Os direitos humanos no mundo árabe são baseadas, tal como em Angola, na Constituição que supostamente promete tratamento equitativo de todas as pessoas, independentemente de raça, nacionalidade ou status social.
Apesar disso, tal como em Angola, a Freedom House afirma: “Formas extremas de censura são amplamente praticadas, especialmente em relação a questões como a política, a cultura, a religião, ou qualquer outro assunto que o governo considere politica ou socialmente sensível”.

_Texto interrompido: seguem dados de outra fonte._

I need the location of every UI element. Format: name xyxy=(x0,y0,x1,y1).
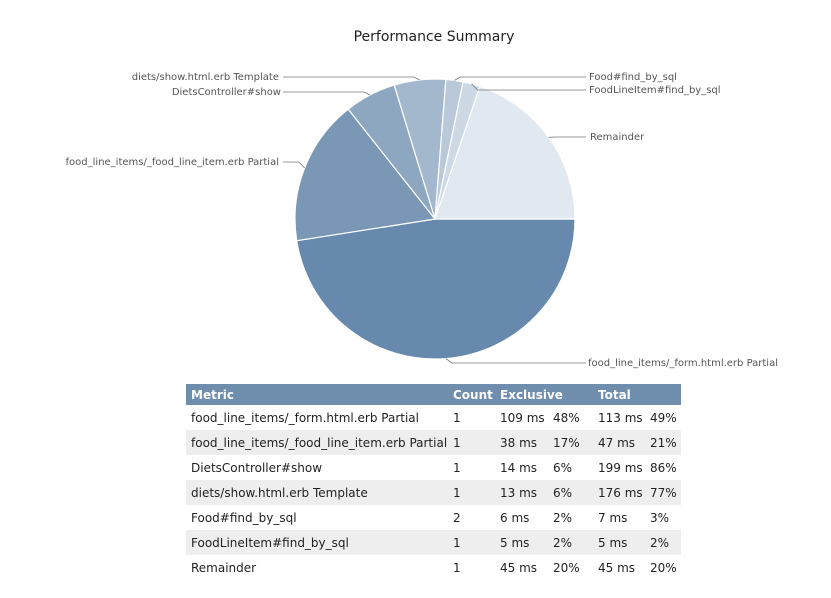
cell-count: 1 xyxy=(453,485,461,500)
cell-metric: Food#find_by_sql xyxy=(191,510,297,525)
table-row: DietsController#show 1 14 ms 6% 199 ms 8… xyxy=(186,455,681,480)
cell-total-ms: 45 ms xyxy=(598,560,636,575)
cell-exclusive-ms: 109 ms xyxy=(500,410,545,425)
cell-exclusive-ms: 13 ms xyxy=(500,485,538,500)
cell-total-ms: 5 ms xyxy=(598,535,628,550)
cell-total-ms: 113 ms xyxy=(598,410,643,425)
cell-count: 1 xyxy=(453,410,461,425)
cell-exclusive-pct: 2% xyxy=(553,510,573,525)
cell-exclusive-ms: 38 ms xyxy=(500,435,538,450)
cell-total-pct: 86% xyxy=(650,460,677,475)
leader-line xyxy=(445,358,586,364)
header-exclusive: Exclusive xyxy=(495,384,593,405)
cell-exclusive-pct: 6% xyxy=(553,460,573,475)
slice-label: Remainder xyxy=(590,132,645,143)
cell-metric: Remainder xyxy=(191,560,257,575)
cell-count: 1 xyxy=(453,435,461,450)
cell-metric: food_line_items/_food_line_item.erb Part… xyxy=(191,435,448,450)
table-row: FoodLineItem#find_by_sql 1 5 ms 2% 5 ms … xyxy=(186,530,681,555)
table-row: Food#find_by_sql 2 6 ms 2% 7 ms 3% xyxy=(186,505,681,530)
leader-line xyxy=(471,83,586,91)
table-row: food_line_items/_food_line_item.erb Part… xyxy=(186,430,681,455)
metrics-table: Metric Count Exclusive Total food_line_i… xyxy=(186,384,681,580)
cell-count: 1 xyxy=(453,560,461,575)
cell-exclusive-pct: 20% xyxy=(553,560,580,575)
cell-exclusive-pct: 2% xyxy=(553,535,573,550)
pie-slice xyxy=(296,218,576,360)
cell-exclusive-pct: 48% xyxy=(553,410,580,425)
pie-slices xyxy=(294,78,576,360)
cell-total-pct: 21% xyxy=(650,435,677,450)
table-row: food_line_items/_form.html.erb Partial 1… xyxy=(186,405,681,430)
cell-total-pct: 3% xyxy=(650,510,670,525)
cell-exclusive-ms: 6 ms xyxy=(500,510,530,525)
pie-slice xyxy=(294,108,437,242)
cell-metric: diets/show.html.erb Template xyxy=(191,485,368,500)
header-count: Count xyxy=(448,384,495,405)
slice-label: Food#find_by_sql xyxy=(589,72,677,83)
cell-total-pct: 49% xyxy=(650,410,677,425)
cell-exclusive-pct: 6% xyxy=(553,485,573,500)
cell-exclusive-ms: 14 ms xyxy=(500,460,538,475)
cell-exclusive-pct: 17% xyxy=(553,435,580,450)
chart-title: Performance Summary xyxy=(354,29,515,45)
table-header-row: Metric Count Exclusive Total xyxy=(186,384,681,405)
cell-total-pct: 2% xyxy=(650,535,670,550)
cell-total-ms: 47 ms xyxy=(598,435,636,450)
leader-line xyxy=(283,91,371,96)
pie-chart: Performance Summary food_line_items/_for… xyxy=(66,29,778,369)
cell-count: 1 xyxy=(453,460,461,475)
slice-label: diets/show.html.erb Template xyxy=(132,72,279,83)
cell-total-ms: 7 ms xyxy=(598,510,628,525)
table-row: Remainder 1 45 ms 20% 45 ms 20% xyxy=(186,555,681,580)
cell-metric: DietsController#show xyxy=(191,460,323,475)
leader-line xyxy=(283,76,420,81)
slice-label: food_line_items/_food_line_item.erb Part… xyxy=(66,157,279,168)
slice-labels: food_line_items/_form.html.erb Partial fo… xyxy=(66,72,778,369)
label-leaders xyxy=(283,76,586,364)
cell-exclusive-ms: 45 ms xyxy=(500,560,538,575)
cell-count: 2 xyxy=(453,510,461,525)
cell-count: 1 xyxy=(453,535,461,550)
cell-total-ms: 199 ms xyxy=(598,460,643,475)
slice-label: food_line_items/_form.html.erb Partial xyxy=(588,358,778,369)
table-row: diets/show.html.erb Template 1 13 ms 6% … xyxy=(186,480,681,505)
cell-total-pct: 77% xyxy=(650,485,677,500)
slice-label: FoodLineItem#find_by_sql xyxy=(589,85,721,96)
cell-total-pct: 20% xyxy=(650,560,677,575)
cell-total-ms: 176 ms xyxy=(598,485,643,500)
header-metric: Metric xyxy=(186,384,448,405)
leader-line xyxy=(454,76,586,81)
leader-line xyxy=(283,161,305,169)
cell-metric: food_line_items/_form.html.erb Partial xyxy=(191,410,419,425)
header-total: Total xyxy=(593,384,681,405)
slice-label: DietsController#show xyxy=(172,87,281,98)
cell-exclusive-ms: 5 ms xyxy=(500,535,530,550)
cell-metric: FoodLineItem#find_by_sql xyxy=(191,535,349,550)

Organizações de direitos humanos relatam assiduamente violações dos direitos humanos nos países árabes, a ponto de a Human Rights Watch denunciar que nos Emirados Árabes Unidos, por exemplo, mais de 300 mil trabalhadores estrangeiros sobrevivem em condições descritas como inumanas.

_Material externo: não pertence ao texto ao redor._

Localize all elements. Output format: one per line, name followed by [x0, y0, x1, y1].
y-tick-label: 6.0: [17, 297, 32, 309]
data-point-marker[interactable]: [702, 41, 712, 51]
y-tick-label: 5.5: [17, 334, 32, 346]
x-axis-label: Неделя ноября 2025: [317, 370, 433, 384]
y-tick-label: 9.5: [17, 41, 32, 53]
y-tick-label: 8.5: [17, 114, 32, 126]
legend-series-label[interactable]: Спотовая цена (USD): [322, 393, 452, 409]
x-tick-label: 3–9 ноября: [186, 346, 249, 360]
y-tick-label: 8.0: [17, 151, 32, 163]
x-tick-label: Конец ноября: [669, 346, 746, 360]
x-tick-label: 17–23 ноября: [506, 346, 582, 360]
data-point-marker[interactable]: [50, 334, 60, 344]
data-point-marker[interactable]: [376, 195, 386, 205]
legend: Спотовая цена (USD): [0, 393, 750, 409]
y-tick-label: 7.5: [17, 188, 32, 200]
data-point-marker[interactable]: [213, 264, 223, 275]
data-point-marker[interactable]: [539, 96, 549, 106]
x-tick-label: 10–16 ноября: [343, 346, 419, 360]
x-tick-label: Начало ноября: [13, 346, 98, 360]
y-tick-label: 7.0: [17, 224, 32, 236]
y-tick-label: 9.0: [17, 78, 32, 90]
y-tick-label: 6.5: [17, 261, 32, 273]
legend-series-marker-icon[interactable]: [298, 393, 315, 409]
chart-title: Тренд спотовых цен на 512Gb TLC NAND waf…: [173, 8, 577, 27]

O artigo 25 da Constituição dos Emirados Árabes Unidos prevê o tratamento equitativo das pessoas em relação à raça, nacionalidade, convicções religiosas ou status social. No entanto, na realidade, há muito poucas leis anti-discriminação e os estrangeiros são considerados uma subespécie.
Baya Sayid Mubarak, cônsul da Índia, disse em tempos que o chamado milagre económico no Dubai se deveu ao exército de trabalhadores indianos, mal pagos e que sobrevivem sem os mínimos padrões de dignidade. “São verdadeiros escravos”, disse o cônsul.
As injustiças nos países árabes têm atraído a atenção de vários grupos de direitos humanos, que tentam levar esses países a tornarem-se signatário, entre outras, das convenções fundamentais da Organização Internacional do Trabalho, o que permitiria – por exemplo – a formação de sindicatos. Os governos (onde é que nós já vimos isto?) nega qualquer tipo de injustiças, garantindo que são um paradigma da legalidade.
Um relatório da Human Rigths Watch revelou diversas violações sistemáticas dos direitos humanos contra trabalhadores imigrantes e as disparidades no tratamento social das populações nos Emirados Árabes Unidos (EAU), Omã, Arábia Saudita, Qatar, Bahrein e Kuwait, todos países membros do Conselho de Cooperação do Golfo (GCC).